Nico Biver

Anderswo funktioniert die Verkehrswende ...

In der Marburger Verkehrspolitik tut sich viel – auf dem Papier: „Wir werden den eingeschlagenen Weg zur weiteren Reduzierung des Kraftverkehrs in der Innenstadt fortsetzen”, heißt es im SPD-Programm. Das lässt nichts Gutes erahnen, denn – angelockt durch neue Center und Parkhäuser – hat der Autoverkehr in der Kernstadt nicht ab- sondern zugenommen.

Ich meine, dass wir einen viel attraktiveren Öffentlichen Nahverkehr brauchen, dass der Radverkehr gefördert und die PKW-Dichte in der Innenstadt stark verringert werden muss,

  • weil gegenwärtig die schwächsten Verkehrsteilnehmer (Kinder, Alte, Behinderte) ebenso das Nachsehen haben wie Menschen ohne Auto;
  • weil Lärm, Abgase und Feinstaub die Lebensqualität und Attraktivität der Innenstadt stark beeinträchtigen;
  • weil man den motorisierten Verkehr in Marburg bis 2010 um 50 % verringern müsste, um lokal die Klimaschutzziele der Bundesregierung umzusetzen.

Das hatte bereits 1998 das Marburger Verkehrsforum erkannt, dessen Leitbild vom Stadtparlament angenommen wurde und seitdem verstaubt. Die Agenda-21-Gruppe, die die Arbeit des Forums fortsetzt, kam im Februar 2006 zum Schluss: „Aus dem Projektkatalog, den die Gruppe für die Verwaltung erarbeitet hatte, ist bisher nichts umgesetzt.“

Der Verkehrsentwicklungsplan Nord liegt ebenfalls in der Schublade. Selbst wenn er eins zu eins verwirklicht würde, würde sich das Verkehrsaufkommen gerade mal stabilisieren.

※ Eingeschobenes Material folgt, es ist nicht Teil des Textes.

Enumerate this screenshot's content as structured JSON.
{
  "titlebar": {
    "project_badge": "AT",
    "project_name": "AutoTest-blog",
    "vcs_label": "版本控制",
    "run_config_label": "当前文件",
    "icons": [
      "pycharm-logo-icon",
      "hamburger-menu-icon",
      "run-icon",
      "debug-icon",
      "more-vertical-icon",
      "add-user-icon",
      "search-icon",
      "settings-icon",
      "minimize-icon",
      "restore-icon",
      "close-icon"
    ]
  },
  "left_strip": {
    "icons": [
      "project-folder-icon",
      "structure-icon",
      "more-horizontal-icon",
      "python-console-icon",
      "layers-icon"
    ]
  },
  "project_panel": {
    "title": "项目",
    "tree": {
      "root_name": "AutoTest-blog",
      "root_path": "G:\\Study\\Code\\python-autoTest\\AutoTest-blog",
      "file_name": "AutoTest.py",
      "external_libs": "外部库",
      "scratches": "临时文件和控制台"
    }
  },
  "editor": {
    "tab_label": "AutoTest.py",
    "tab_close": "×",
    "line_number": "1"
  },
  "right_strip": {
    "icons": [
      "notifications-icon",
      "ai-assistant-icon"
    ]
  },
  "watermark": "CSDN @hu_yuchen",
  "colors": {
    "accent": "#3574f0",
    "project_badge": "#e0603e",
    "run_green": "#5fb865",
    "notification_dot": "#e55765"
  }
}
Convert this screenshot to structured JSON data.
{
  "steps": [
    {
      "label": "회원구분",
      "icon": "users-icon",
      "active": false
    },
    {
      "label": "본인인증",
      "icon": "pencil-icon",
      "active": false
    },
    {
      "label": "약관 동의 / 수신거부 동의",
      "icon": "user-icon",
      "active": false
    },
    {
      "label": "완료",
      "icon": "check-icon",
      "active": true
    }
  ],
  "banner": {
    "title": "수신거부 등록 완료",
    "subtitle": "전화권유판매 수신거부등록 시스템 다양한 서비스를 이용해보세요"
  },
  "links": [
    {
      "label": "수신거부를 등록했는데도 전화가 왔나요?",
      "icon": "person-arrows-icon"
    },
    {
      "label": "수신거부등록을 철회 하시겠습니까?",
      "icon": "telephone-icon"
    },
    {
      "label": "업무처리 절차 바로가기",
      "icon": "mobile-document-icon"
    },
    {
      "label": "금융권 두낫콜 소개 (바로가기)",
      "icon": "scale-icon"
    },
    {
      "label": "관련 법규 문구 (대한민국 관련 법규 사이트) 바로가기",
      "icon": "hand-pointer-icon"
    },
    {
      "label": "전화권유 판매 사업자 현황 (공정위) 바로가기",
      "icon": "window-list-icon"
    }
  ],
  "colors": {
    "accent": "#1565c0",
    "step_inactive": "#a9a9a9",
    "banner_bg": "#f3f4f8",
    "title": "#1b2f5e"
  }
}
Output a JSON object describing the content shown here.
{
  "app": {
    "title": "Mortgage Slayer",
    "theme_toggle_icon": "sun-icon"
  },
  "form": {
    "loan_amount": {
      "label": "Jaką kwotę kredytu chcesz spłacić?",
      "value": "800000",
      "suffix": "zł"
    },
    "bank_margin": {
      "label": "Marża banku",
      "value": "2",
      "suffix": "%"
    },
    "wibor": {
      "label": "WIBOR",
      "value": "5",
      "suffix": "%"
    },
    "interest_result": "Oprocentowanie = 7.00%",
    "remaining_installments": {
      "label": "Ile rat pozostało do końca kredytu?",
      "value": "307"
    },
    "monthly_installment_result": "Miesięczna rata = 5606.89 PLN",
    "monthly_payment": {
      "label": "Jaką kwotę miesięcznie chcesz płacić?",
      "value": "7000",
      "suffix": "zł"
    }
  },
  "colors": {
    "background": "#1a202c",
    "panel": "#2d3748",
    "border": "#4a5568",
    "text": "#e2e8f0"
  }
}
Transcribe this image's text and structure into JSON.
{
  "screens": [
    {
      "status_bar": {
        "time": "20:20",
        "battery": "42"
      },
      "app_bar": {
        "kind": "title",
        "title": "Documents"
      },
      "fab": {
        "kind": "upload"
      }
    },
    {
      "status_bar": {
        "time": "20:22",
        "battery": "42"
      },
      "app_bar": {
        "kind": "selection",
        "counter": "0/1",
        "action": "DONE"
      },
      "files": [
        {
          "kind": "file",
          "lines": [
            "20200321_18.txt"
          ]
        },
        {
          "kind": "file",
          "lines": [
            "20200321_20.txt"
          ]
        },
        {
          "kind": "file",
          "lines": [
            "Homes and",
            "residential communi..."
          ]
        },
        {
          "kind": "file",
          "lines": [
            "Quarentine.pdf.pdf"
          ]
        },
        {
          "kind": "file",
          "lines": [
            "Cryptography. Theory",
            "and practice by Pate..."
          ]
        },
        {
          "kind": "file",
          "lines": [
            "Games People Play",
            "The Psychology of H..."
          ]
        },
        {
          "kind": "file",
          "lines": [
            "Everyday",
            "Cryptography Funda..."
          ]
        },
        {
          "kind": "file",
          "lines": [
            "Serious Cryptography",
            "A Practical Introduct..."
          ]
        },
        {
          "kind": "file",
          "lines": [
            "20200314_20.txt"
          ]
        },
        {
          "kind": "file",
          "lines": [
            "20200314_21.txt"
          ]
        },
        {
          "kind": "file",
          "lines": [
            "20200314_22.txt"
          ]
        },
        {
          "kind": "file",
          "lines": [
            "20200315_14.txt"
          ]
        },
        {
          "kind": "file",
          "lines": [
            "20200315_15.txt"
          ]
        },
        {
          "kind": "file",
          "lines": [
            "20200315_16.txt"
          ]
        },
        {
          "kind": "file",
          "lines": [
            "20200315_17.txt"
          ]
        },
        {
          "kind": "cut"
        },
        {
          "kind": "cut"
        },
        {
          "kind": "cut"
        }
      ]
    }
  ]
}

Ich bin der Meinung, dass wir einen viel attraktiveren ÖPNV brauchen. Schnellbusse und Jobtickets würden schon helfen. Eine Trendwende könnte eine Regiotram bringen, eine Straßenbahn, die die Innenstadt, Stadtteile und Umland (auf den Schienen der Bahn) verbindet. Auf einem eigenen Gleiskörper ist sie viel schneller und bequemer als unsere Busse – und das ohne Abgase.

In Kassel, Karlsruhe und Zürich funktioniert es – warum nicht in Marburg?

Außerdem muss der Durchgangsverkehr raus aus der Innenstadt. Ich halte eine Einteilung der Innenstadt in drei Tortenstücke für sinnvoll, die einzeln über die Stadtautobahn angefahren werden könnten aber die untereinander nur für Bus- und Radverkehr durchlässig wären.

In Groningen funktioniert es. Warum nicht in Marburg?

Nicht zuletzt sollte die Stadtautobahn, die die Stadt verlärmt und verschandelt, nicht nur temporeduziert sondern zurückgebaut werden.

Erstaunlich ist, dass Maßnahmen zur Verkehrsberuhigung vor allem an den Gewerbetreibenden scheitern. Dabei hat sich gezeigt, dass die Umsatzentwicklung in Städten mit weniger Autoverkehr günstiger ist als in anderen.

In Groningen, wo der Fahrradverkehrsanteil 60 % beträgt, kritisierten die Geschäftsleute anfangs den Plan, die Stadt in vier Sektoren zu teilen. Heute erfreuen sie sich hoher Umsatzsteigerungen und die Stadtflucht wurde umgekehrt.

... warum nicht in Marburg?

Stimmen für die Marburger Linke sind Stimmen für eine Verkehrswende.